Most patients who completed the study were highly satisfied with THE-FACS intervention and most would like to use the technology again for home monitoring of their health. However, the satisfaction survey was not conducted on patients who withdrew consent and did not complete the study and is as such a limitation of our data. As the maximum number of participants in the latter group faced technological difficulties when using the intervention, we acknowledge that our satisfaction survey would have been biased and reflected on only those participants who are technologically proficient to complete the study.
We, therefore, conclude that THE-FACS is a telehealth intervention that holds promise in our quest to identify solutions for increasing vulnerable or frail patients undergoing surgery who need help with their transition to home life. Our findings suggest that perhaps this type of intervention could help reduce hospital readmission within 30 days of surgery but would require a much larger study to answer that question. However, we also identified significant challenges in applying this approach to the most vulnerable or frail patients suggesting that unique solutions would need to be developed to limit withdrawal or dismissal of the technology.

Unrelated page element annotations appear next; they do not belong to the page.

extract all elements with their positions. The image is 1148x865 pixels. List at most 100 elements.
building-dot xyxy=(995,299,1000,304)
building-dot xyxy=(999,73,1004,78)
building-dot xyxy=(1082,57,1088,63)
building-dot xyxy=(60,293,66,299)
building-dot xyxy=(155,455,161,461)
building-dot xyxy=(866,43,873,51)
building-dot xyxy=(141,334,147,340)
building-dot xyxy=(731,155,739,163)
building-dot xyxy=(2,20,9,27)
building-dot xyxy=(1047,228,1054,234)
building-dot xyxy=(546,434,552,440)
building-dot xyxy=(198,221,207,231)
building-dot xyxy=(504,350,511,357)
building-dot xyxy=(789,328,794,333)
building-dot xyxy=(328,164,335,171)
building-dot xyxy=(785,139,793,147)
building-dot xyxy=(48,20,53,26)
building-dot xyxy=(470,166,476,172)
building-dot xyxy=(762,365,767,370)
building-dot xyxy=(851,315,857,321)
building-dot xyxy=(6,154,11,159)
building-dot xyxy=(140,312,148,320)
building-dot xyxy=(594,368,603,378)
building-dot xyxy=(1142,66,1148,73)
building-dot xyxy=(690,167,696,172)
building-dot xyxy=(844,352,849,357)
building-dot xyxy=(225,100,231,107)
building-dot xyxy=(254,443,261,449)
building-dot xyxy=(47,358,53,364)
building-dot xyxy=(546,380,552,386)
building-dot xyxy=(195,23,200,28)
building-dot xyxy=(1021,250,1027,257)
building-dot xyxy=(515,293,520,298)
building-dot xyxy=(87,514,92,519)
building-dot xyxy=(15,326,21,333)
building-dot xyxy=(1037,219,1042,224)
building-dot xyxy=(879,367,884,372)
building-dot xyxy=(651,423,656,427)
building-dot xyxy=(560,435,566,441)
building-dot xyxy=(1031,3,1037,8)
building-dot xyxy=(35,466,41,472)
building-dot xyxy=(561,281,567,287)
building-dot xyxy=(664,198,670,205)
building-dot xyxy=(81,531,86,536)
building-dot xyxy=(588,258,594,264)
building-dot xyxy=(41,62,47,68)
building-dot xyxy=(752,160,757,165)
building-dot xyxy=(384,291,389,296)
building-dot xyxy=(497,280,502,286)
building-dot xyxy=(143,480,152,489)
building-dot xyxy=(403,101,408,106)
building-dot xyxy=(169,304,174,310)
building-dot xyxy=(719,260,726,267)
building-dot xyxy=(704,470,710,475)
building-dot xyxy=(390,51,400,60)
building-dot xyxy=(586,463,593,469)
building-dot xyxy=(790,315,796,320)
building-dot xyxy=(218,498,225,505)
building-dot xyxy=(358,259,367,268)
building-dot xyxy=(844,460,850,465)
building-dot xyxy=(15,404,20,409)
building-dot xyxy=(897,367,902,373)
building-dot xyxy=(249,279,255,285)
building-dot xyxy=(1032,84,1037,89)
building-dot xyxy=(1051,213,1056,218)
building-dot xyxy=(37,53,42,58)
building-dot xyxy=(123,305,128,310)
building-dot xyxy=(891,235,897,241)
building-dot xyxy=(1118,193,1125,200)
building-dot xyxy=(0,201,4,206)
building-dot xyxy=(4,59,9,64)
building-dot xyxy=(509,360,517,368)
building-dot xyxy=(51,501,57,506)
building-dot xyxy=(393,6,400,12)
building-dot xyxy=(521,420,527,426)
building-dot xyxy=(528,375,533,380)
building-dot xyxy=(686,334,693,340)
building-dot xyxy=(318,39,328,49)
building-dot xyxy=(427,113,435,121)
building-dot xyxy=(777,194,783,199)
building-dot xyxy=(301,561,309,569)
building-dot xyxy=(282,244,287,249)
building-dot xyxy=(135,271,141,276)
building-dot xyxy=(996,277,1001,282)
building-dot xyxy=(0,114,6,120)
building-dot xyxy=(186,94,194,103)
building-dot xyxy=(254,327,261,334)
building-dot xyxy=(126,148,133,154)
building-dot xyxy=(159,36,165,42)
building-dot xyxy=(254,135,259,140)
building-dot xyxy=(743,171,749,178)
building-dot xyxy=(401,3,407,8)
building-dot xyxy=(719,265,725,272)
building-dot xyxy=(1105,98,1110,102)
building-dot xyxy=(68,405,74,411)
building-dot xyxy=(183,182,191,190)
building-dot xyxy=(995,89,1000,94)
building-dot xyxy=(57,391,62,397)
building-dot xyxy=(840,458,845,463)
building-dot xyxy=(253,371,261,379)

One needs to keep in mind that the most vulnerable patients were the most likely to require prolonged hospitalization and as such were excluded from the present pilot.

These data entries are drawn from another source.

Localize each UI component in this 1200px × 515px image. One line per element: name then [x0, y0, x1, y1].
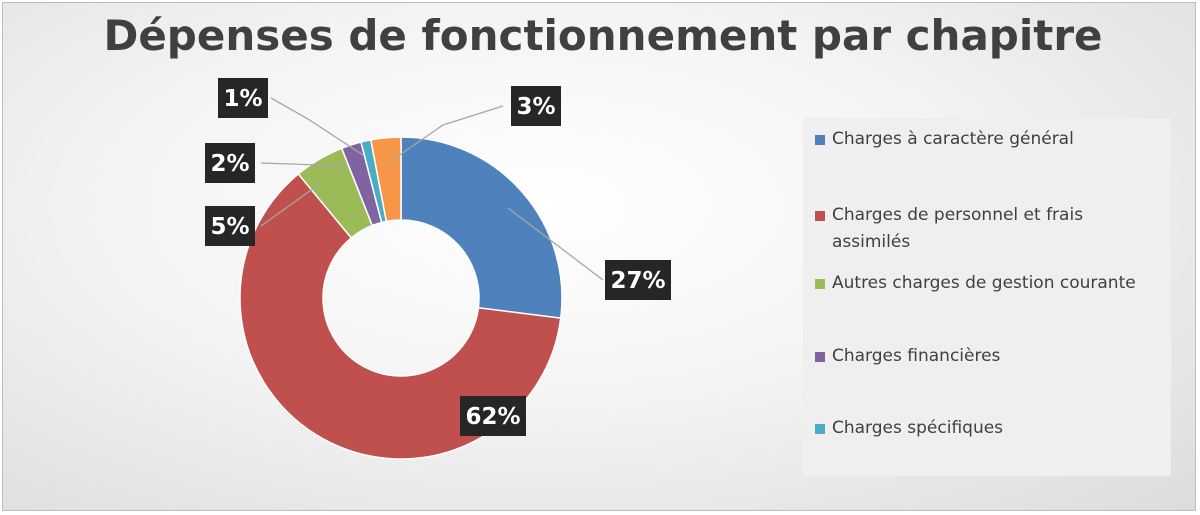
data-label-text: 62%: [465, 404, 520, 430]
data-label-box: [511, 86, 561, 126]
legend: Charges à caractère général Charges de pe…: [803, 118, 1171, 476]
leader-line-3: [260, 182, 322, 227]
data-label-box: [605, 260, 671, 300]
leader-line-5: [270, 97, 364, 156]
data-label-2: 62%: [460, 396, 526, 436]
legend-item: Charges à caractère général: [815, 126, 1165, 153]
legend-label: Charges à caractère général: [832, 129, 1074, 149]
legend-label: Charges de personnel et frais assimilés: [832, 205, 1084, 252]
data-label-5: 1%: [218, 78, 268, 118]
data-label-box: [218, 78, 268, 118]
donut-chart: 27% 62% 5% 2% 1% 3%: [205, 78, 671, 460]
leader-line-6: [390, 105, 504, 162]
legend-swatch: [815, 135, 825, 145]
legend-label: Charges spécifiques: [832, 418, 1004, 438]
legend-swatch: [815, 211, 825, 221]
data-label-text: 1%: [223, 86, 262, 112]
data-label-box: [205, 206, 255, 246]
data-label-box: [205, 143, 255, 183]
legend-label: Autres charges de gestion courante: [832, 273, 1136, 293]
data-label-box: [460, 396, 526, 436]
legend-item: Charges financières: [815, 343, 1165, 370]
legend-swatch: [815, 352, 825, 362]
data-label-text: 2%: [210, 151, 249, 177]
legend-label: Charges financières: [832, 346, 1001, 366]
data-label-text: 5%: [210, 214, 249, 240]
legend-item: Autres charges de gestion courante: [815, 270, 1165, 297]
legend-swatch: [815, 279, 825, 289]
legend-item: Charges de personnel et frais assimilés: [815, 202, 1165, 256]
data-label-text: 3%: [516, 94, 555, 120]
legend-swatch: [815, 424, 825, 434]
leader-line-4: [260, 162, 349, 167]
data-label-6: 3%: [511, 86, 561, 126]
data-label-text: 27%: [610, 268, 665, 294]
donut-slice-6: [369, 136, 402, 223]
data-label-3: 5%: [205, 206, 255, 246]
legend-item: Charges spécifiques: [815, 415, 1165, 442]
data-label-1: 27%: [605, 260, 671, 300]
chart-title: Dépenses de fonctionnement par chapitre: [103, 11, 1103, 60]
data-label-4: 2%: [205, 143, 255, 183]
donut-slice-1: [400, 136, 563, 320]
leader-line-1: [507, 207, 604, 281]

Although we observed how novel, self-monitoring technological interventions can prove to be challenging for the most frail/ vulnerable, elderly patients who had undergone cardiac surgery, we could see its tremendous potential if adapted to individual needs. As a continuation of the potential benefits of home-monitoring previously mentioned [4], it would be important to explore the applicability of digital therapeutics in a larger cohort of patients undergoing cardiac surgery in New Brunswick. A risk/ benefit analysis considering multiple aspects not limited to outcomes, costs, time, resources, etc. for both the patients and their caregivers/ family, and the healthcare system would provide a comprehensive knowledge regarding the large-scale utility and long-term sustainability of technology-based home monitoring platforms in cardiac surgery patients.